Still, flawed though it remains, Sons of Anarchy will always have its moments, and the season opener was no exception. In spite of its problems, it was a consistently entertaining hour of television, thanks in small part to the welcome return of that trademark Sons of Anarchy humor. “Who would attack your auto parts truck?” asks the sheriff. “Angry pirates,” quips Happy, a man of few, funny words.
On top of that, the episode adds fresh faces to the ranks. The new members, brought in from the disbanded Nomad charter, are expendables, bound to die in the pursuit of satisfying the viewers’ insatiable need for blood and carnage. Pope and Nero Padilla (Jimmy Smits), though, prove to make this season interesting, at the very least, with Pope’s cold, calculated manner vaguely reminiscent of the great Gus Fring from Breaking Bad and Nero a charming wild-card that looks to be an important piece of the puzzle, him now housing Jax and Chibs who, along with Tig, are wanted for murder by the police.

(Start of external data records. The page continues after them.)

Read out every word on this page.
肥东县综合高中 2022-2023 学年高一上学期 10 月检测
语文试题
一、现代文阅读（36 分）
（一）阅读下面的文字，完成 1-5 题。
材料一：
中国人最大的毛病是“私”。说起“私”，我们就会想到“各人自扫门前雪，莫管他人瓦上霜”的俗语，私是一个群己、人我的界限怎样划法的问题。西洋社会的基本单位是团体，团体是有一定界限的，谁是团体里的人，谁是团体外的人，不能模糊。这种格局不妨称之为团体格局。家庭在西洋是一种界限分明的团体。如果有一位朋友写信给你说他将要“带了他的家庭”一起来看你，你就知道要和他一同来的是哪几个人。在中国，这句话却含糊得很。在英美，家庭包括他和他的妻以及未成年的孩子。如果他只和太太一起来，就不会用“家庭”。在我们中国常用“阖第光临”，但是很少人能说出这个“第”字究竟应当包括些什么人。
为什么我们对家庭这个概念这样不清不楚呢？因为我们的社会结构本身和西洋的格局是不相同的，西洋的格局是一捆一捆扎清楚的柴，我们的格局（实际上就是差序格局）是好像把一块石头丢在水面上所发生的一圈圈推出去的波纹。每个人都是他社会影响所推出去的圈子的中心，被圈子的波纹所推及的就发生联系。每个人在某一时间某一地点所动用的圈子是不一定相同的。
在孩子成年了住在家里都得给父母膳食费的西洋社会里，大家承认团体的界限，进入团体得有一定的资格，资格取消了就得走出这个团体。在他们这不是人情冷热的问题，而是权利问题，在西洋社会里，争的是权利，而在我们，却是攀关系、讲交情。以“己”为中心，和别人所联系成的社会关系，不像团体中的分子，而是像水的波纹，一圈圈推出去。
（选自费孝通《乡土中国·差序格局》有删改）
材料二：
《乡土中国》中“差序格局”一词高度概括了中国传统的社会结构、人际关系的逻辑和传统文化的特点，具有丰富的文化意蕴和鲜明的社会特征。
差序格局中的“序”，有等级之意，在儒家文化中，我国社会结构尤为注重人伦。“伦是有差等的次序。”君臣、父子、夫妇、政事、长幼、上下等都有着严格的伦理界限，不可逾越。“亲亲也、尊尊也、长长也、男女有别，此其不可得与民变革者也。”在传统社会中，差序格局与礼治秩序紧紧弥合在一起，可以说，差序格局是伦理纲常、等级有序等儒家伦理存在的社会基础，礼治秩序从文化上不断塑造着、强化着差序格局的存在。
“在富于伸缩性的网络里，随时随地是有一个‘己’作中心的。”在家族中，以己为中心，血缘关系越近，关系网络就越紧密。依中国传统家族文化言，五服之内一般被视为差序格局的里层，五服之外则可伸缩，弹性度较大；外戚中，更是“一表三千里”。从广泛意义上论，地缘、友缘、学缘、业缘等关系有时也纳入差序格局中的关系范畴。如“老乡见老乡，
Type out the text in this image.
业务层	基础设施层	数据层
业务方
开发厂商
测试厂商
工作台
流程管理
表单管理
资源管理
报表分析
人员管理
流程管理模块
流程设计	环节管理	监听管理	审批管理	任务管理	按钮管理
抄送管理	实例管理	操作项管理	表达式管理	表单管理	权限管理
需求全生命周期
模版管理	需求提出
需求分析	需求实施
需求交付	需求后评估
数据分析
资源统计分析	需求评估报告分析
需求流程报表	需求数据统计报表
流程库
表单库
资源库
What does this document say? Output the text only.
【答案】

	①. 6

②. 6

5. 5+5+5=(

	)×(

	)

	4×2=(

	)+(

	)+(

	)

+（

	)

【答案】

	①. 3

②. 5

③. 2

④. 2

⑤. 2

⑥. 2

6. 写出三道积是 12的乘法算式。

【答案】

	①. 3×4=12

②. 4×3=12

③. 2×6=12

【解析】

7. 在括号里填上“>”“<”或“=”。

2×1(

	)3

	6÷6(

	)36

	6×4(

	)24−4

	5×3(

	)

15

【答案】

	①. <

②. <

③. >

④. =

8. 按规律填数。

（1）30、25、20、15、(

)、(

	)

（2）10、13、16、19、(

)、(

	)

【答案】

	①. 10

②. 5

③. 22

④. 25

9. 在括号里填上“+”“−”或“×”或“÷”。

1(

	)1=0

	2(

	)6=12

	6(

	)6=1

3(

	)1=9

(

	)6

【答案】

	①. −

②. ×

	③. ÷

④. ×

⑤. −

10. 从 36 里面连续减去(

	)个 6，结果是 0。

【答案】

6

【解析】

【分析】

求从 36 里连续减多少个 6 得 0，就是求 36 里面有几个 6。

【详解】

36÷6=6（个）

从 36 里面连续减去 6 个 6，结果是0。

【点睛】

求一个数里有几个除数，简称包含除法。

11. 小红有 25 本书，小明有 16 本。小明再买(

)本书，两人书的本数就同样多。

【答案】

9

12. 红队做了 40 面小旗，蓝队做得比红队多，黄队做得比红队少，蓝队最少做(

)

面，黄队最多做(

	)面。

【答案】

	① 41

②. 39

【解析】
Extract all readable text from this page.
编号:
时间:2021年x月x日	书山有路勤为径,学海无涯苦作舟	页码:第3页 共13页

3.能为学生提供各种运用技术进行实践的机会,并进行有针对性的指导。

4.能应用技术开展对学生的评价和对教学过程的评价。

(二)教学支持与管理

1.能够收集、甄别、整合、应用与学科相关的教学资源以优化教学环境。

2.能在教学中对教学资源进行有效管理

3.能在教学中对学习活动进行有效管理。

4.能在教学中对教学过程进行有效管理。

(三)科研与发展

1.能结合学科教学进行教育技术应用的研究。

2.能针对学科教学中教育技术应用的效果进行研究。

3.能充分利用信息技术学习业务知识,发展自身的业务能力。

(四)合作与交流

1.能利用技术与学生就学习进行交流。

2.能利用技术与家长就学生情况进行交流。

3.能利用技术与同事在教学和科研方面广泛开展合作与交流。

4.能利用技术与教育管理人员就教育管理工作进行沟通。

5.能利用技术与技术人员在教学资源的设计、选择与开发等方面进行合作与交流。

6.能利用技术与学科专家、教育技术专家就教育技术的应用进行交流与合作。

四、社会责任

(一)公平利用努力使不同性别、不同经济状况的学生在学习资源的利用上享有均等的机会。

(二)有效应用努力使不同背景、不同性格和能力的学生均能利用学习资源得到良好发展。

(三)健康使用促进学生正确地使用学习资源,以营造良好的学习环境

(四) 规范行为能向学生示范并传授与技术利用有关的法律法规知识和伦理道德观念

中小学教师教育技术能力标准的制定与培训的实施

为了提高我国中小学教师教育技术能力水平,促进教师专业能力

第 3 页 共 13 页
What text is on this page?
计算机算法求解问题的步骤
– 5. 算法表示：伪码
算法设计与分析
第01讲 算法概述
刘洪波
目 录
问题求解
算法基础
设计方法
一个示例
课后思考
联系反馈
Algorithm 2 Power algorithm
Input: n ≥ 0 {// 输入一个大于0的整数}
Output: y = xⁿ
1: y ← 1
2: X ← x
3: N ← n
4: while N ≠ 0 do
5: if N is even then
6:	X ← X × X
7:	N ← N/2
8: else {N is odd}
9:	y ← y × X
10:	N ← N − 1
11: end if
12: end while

I only hope that extricating Jax from his newly taken position doesn’t result in the writers putting a temporary stopper on what is without a doubt the season’s most interesting storyline, which is how Jax and Opie will contend with having to let the murderer of their respective fathers live, or in them focusing too much on the new faces in favor of the old.
This is the last chance I’m giving you and Sons of Anarchy, Sutter, so don’t blow it.